あの日の出来事を時間ごとに追っていった、文章と写真で構成された展示もあった。日本で生中継のTVを見ていた自分を思い出す。NYに憧れ、一度も登ることもできずに崩れていくタワーを見守っていた私。何もできない無力さがショックだった。ふと流れる涙で我に返ったけれど、まわりを見渡すと、皆それぞれが赤い眼で展示の写真を見ていた。
あの日から、ニューヨークに生きる人だけでなく、世界中の人々の価値観が、ガラッと変わってしまったんだ。いくらコンクリートで覆ってしまったって、心にぽっかりとあいた穴は隠せない。

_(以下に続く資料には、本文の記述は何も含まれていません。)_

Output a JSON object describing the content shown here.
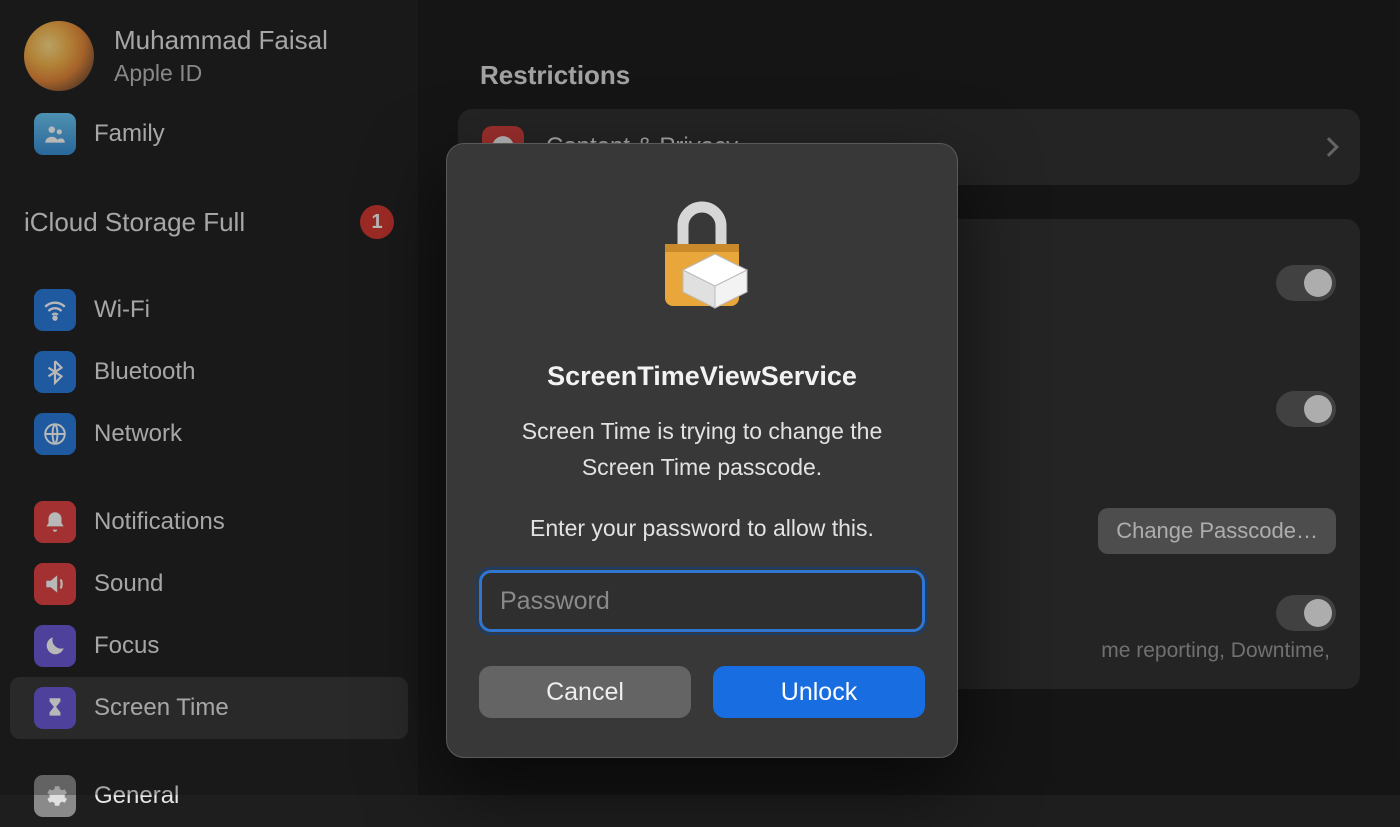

さっきから、ある女性が気になっていた。その人は溢れる涙をぬぐいながら、それでもその場に溶け込もうとしているように見える。大きな工事現場のような跡地をフェンス越しに見つめながら、柱にもたれしばらく佇んでいた。
この女の人にどんなストーリーがあるのかは判らない。だけど、私は、彼女の想いを少しでも共有したくて、大きく息を吸い込んだ。
そしてゆっくり、ふぅーっと息を吐き出してから、次の目的地に向かった。
ランチはウォール街のはずれのインドカレー屋さん。パリッとしたシャツを着たビジネスマンが当然ながら多い。私の職場の近くにも外資系企業やアメリカ大使館があって、普段のランチでこんな雰囲気は慣れているのだけど、さすがにその30倍位の空気の濃さ。

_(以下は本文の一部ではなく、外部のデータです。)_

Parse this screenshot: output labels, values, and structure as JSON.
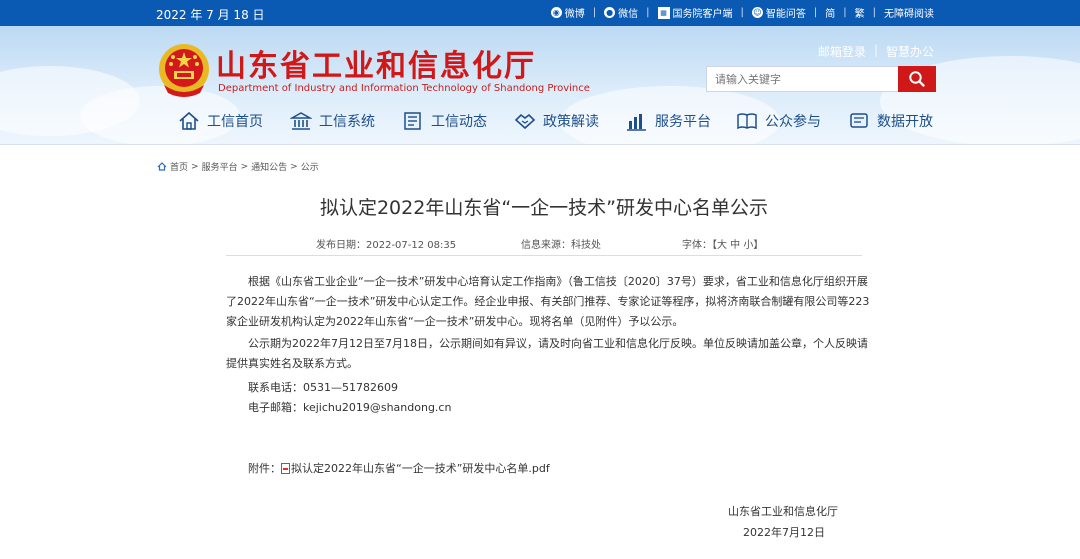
{
  "topbar": {
    "date": "2022 年 7 月 18 日",
    "links": [
      {
        "label": "微博",
        "icon": "weibo-icon"
      },
      {
        "label": "微信",
        "icon": "wechat-icon"
      },
      {
        "label": "国务院客户端",
        "icon": "gov-client-icon"
      },
      {
        "label": "智能问答",
        "icon": "robot-icon"
      },
      {
        "label": "简"
      },
      {
        "label": "繁"
      },
      {
        "label": "无障碍阅读"
      }
    ]
  },
  "header": {
    "title": "山东省工业和信息化厅",
    "subtitle": "Department of Industry and Information Technology of Shandong Province",
    "mail_login": "邮箱登录",
    "smart_office": "智慧办公",
    "search_placeholder": "请输入关键字"
  },
  "nav": [
    {
      "label": "工信首页",
      "icon": "home-icon"
    },
    {
      "label": "工信系统",
      "icon": "building-icon"
    },
    {
      "label": "工信动态",
      "icon": "news-icon"
    },
    {
      "label": "政策解读",
      "icon": "handshake-icon"
    },
    {
      "label": "服务平台",
      "icon": "platform-icon"
    },
    {
      "label": "公众参与",
      "icon": "book-icon"
    },
    {
      "label": "数据开放",
      "icon": "data-icon"
    }
  ],
  "breadcrumb": [
    "首页",
    "服务平台",
    "通知公告",
    "公示"
  ],
  "article": {
    "title": "拟认定2022年山东省“一企一技术”研发中心名单公示",
    "publish_date": "发布日期：2022-07-12 08:35",
    "source": "信息来源：科技处",
    "font_size_label": "字体：【大 中 小】",
    "paragraph1": "根据《山东省工业企业“一企一技术”研发中心培育认定工作指南》（鲁工信技〔2020〕37号）要求，省工业和信息化厅组织开展了2022年山东省“一企一技术”研发中心认定工作。经企业申报、有关部门推荐、专家论证等程序，拟将济南联合制罐有限公司等223家企业研发机构认定为2022年山东省“一企一技术”研发中心。现将名单（见附件）予以公示。",
    "paragraph2": "公示期为2022年7月12日至7月18日，公示期间如有异议，请及时向省工业和信息化厅反映。单位反映请加盖公章，个人反映请提供真实姓名及联系方式。",
    "phone": "联系电话：0531—51782609",
    "email": "电子邮箱：kejichu2019@shandong.cn",
    "attachment_label": "附件：",
    "attachment_name": "拟认定2022年山东省“一企一技术”研发中心名单.pdf",
    "signature_org": "山东省工业和信息化厅",
    "signature_date": "2022年7月12日"
  },
  "colors": {
    "topbar": "#0a5ab4",
    "title_red": "#d01818",
    "nav_text": "#1d4f8c"
  }
}
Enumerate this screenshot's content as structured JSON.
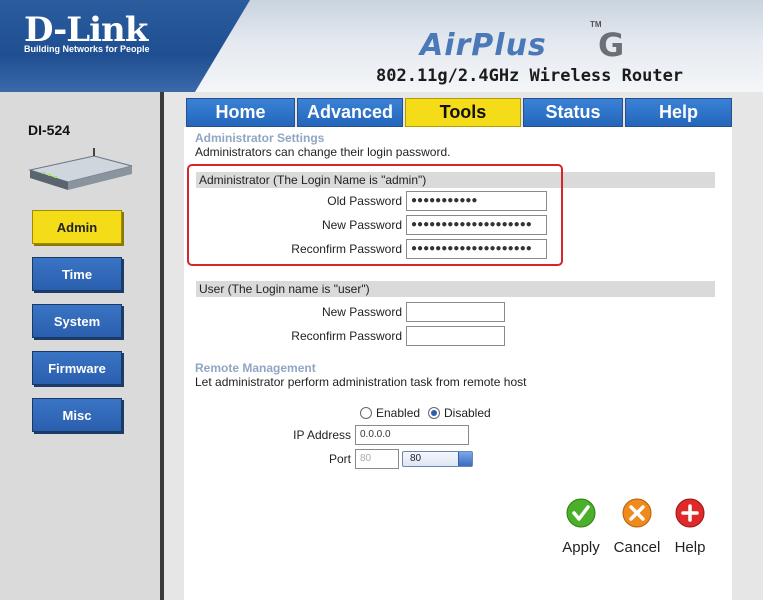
{
  "brand": {
    "logo": "D-Link",
    "tagline": "Building Networks for People"
  },
  "product": {
    "name_air": "AirPlus",
    "name_g": "G",
    "tm": "TM",
    "subtitle": "802.11g/2.4GHz Wireless Router"
  },
  "device": {
    "model": "DI-524"
  },
  "tabs": [
    {
      "label": "Home"
    },
    {
      "label": "Advanced"
    },
    {
      "label": "Tools"
    },
    {
      "label": "Status"
    },
    {
      "label": "Help"
    }
  ],
  "sidebar": {
    "items": [
      {
        "label": "Admin"
      },
      {
        "label": "Time"
      },
      {
        "label": "System"
      },
      {
        "label": "Firmware"
      },
      {
        "label": "Misc"
      }
    ]
  },
  "admin_settings": {
    "heading": "Administrator Settings",
    "description": "Administrators can change their login password."
  },
  "administrator": {
    "bar": "Administrator (The Login Name is \"admin\")",
    "old_password_label": "Old Password",
    "old_password_value": "●●●●●●●●●●●",
    "new_password_label": "New Password",
    "new_password_value": "●●●●●●●●●●●●●●●●●●●●",
    "reconfirm_label": "Reconfirm Password",
    "reconfirm_value": "●●●●●●●●●●●●●●●●●●●●"
  },
  "user": {
    "bar": "User (The Login name is \"user\")",
    "new_password_label": "New Password",
    "new_password_value": "",
    "reconfirm_label": "Reconfirm Password",
    "reconfirm_value": ""
  },
  "remote": {
    "heading": "Remote Management",
    "description": "Let administrator perform administration task from remote host",
    "enabled_label": "Enabled",
    "disabled_label": "Disabled",
    "selected": "Disabled",
    "ip_label": "IP Address",
    "ip_value": "0.0.0.0",
    "port_label": "Port",
    "port_value": "80",
    "port_select": "80"
  },
  "actions": {
    "apply": "Apply",
    "cancel": "Cancel",
    "help": "Help"
  },
  "colors": {
    "tab_blue": "#2a6fc4",
    "active_yellow": "#f4dc19",
    "highlight_red": "#d4262c",
    "apply_green": "#4caf2a",
    "cancel_orange": "#f08a1c",
    "help_red": "#e02a2a"
  }
}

泣く子もビビる、ウォール街のビジネスエリートに支持されているのか、お味はかなりいけている。値段も量の割には安いかも。
以前のボスが「いつか息子達をウォール街に連れて行って、世界の頂点を見せてやる」ってベタな事を言っていたけど、私も息子を持つ父親だったら同じような事を考えたかもしれない。そんなバリバリの人達もランチは意外に質素なのかな。
その後また地下鉄で移動。今度はブルックリンのDUMBOでギャラリー巡り。今回ブルックリンをいろいろ探険しようと思っていたのだけど、結局行けたのはこの日だけ。また次回の宿題ができちゃった。
ところでネガのスキャンが追いつきません。週末は毎週のように師匠の暗室に通ってワークプリントに励んでいます。いずれこちらにも載せるつもりですので、いつになるかわからないけど気長に待っててください。